Jika menilik masalah konflik horisontal akan ditemukan banyaknya hukum dan aturan adat daerah tertentu yang selama ini sedikit bersinggungan dengan masalah-masalah yang ada. Seperti halnya tawuran antar kampung disebabkan karena kasus sengketa tanah perbatasan yang cenderung tidak diselesaikan dengan cepat bahkan terkesan mengabaikan rasa keadilan. Kerusuhan dan perusakan disebabkan karena tindakan ekskusi masyarkat terhadap pelaku kejahatan meskipun terkadang salah dalam menghakimi pelaku menyebabkan pertentangan yang semakin besar. Ini sebenarnya tidak terlepas dari peran pemerintah daerah yang lebih banyak "berdiam diri" melihat masalah-masalah yang ada.

Banyaknya kasus kekerasan pelajar, perkosaan dan pelecehan seksual lainnya merupakan imbas dari terlalu terbukanya kran kebebasan informasi yang digulirkan, hingga pada akhirnya banyak orang yang begitu mudah mengakses adegan kekerasan dan pelecehan di media internet, media cetak dan televisi yang notabene pemirsanya adalah orang dewasa bahkan anak-anak TK sekalipun yang belum sama sekali memahami informasi yang diberikan.
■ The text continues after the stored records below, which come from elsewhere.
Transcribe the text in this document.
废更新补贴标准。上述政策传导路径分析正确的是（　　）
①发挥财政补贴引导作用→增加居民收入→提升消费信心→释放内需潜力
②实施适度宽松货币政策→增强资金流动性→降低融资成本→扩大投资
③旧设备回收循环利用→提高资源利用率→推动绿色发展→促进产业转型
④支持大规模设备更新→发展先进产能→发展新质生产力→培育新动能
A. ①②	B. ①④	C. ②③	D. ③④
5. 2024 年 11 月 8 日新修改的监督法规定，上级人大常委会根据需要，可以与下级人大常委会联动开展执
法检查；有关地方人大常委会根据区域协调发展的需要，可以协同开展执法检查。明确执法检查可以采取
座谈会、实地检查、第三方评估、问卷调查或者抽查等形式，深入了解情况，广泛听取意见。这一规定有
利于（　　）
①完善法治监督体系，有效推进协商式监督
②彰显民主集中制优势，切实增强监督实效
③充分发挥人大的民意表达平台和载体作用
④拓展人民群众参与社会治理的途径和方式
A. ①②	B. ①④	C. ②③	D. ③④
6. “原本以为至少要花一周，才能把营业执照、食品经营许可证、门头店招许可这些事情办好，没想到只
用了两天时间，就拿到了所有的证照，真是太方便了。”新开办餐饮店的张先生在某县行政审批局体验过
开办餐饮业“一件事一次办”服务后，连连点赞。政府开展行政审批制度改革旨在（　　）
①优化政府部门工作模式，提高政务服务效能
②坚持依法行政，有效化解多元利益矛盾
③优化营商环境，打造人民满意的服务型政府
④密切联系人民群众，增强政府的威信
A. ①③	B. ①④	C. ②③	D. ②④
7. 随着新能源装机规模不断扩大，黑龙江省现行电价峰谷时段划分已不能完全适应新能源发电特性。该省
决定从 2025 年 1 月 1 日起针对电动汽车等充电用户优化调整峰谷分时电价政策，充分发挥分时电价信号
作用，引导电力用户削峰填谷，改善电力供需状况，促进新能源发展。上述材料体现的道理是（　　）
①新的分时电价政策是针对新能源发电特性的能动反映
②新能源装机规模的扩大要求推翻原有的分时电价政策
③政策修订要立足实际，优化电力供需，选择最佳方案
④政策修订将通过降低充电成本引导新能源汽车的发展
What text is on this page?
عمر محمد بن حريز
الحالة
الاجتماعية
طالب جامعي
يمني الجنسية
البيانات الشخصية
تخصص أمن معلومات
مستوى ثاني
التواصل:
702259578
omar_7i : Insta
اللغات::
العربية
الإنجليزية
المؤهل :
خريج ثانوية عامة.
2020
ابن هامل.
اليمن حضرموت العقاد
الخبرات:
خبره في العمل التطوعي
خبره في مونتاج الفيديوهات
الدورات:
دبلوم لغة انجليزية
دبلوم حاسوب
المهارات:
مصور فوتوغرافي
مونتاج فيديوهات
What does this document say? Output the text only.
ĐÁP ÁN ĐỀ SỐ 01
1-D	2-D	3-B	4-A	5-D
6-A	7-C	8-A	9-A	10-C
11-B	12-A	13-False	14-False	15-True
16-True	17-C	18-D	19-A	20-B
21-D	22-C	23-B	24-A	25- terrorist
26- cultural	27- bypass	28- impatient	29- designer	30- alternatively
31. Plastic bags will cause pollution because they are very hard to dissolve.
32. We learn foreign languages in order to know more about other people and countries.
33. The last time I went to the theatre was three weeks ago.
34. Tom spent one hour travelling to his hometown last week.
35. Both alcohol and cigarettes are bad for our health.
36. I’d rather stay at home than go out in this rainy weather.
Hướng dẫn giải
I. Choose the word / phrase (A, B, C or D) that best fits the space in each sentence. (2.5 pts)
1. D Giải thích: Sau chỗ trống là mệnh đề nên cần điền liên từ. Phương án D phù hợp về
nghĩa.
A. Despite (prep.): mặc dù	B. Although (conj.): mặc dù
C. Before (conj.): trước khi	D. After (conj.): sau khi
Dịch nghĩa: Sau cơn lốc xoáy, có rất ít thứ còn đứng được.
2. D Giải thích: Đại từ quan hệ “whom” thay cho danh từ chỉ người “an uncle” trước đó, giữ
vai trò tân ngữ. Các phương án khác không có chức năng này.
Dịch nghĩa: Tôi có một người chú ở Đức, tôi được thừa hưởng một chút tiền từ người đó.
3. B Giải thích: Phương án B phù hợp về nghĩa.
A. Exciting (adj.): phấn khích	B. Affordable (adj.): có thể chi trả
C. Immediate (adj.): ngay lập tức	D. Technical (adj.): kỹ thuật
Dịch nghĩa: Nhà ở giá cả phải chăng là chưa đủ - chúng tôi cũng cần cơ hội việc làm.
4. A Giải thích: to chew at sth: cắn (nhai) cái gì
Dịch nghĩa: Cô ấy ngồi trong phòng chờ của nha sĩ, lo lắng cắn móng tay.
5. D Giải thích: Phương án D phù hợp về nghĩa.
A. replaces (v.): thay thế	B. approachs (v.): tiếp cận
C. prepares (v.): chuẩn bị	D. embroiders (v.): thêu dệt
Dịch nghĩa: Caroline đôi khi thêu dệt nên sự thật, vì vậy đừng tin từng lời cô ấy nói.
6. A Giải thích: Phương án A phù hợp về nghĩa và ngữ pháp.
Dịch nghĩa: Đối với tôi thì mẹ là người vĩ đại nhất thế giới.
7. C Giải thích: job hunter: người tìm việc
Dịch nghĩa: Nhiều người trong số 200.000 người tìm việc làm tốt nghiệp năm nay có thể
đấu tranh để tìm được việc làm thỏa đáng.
Lalu bagaimana sikap negara dalam hal ini pemerintah pusat dan daerah mengatasi masalah ini?
Pertama, Perlu adanya ketegasan pemerintah dan wakil rakyat lainnya untuk segera membuat kebijakan yang lebih kuat terlepas dari masalah otonomi daerah mestinya pemerintah pusat tetap memiliki power untuk mengatur pemerintah daerah khususnya dalam penanganan konflik horizontal. Kepekaan dalam menangkap informasi dan ketegasan dalam mengambil keputusan yang tidak terkesan ambigu akan lebih memberikan efek yang positif bagi penegakan hukum. Pembatasan media informasi yang dilakukan pemerintah adalah sah manakala itu merupakan cara yang perlu dilakukan untuk mencegah mudahnya mengakses media-media informasi yang tidak menghormati nilai-nilai agama. 

Jika masalah berkaitan dengan  penanganan kasus semestinya aparat tidak memandang suku dan agama meskipun hukum itu berada di wilayah suku atau daerah tertentu. Jika ini tidak dilakukan akan berakibat adanya proses hukum masa "siapa yang kuat dialah yang menang" jika hal ini terjadi lalu apa peran pemerintah dan aparat keamanan? Karena kenyataanya sudah mulai tergerus nilai kesatuan dan persatuan karena munculnya paham primordialisme yang cenderung dapat berakibat fatal.

Tawuran massa baik dilakukan oleh orang dewasa maupun remaja disebabkan karena arus informasi yang sangat terbuka  hingga ada proses peniruan secara perlahan baik dalam bersikap maupun berprilaku. Hal ini dapat dicegah dengan kontrol media informasi dan tekhnologi agar informasi yang disampaikan tidak muncul reaksi negatif dalam masyarakat. Selain itu, peran lingkungan khususnya orang tua dan tokoh masyarakat dan adat semestinya sebagai penengah konflik horizontal bukan malah justru memperuncing masalah.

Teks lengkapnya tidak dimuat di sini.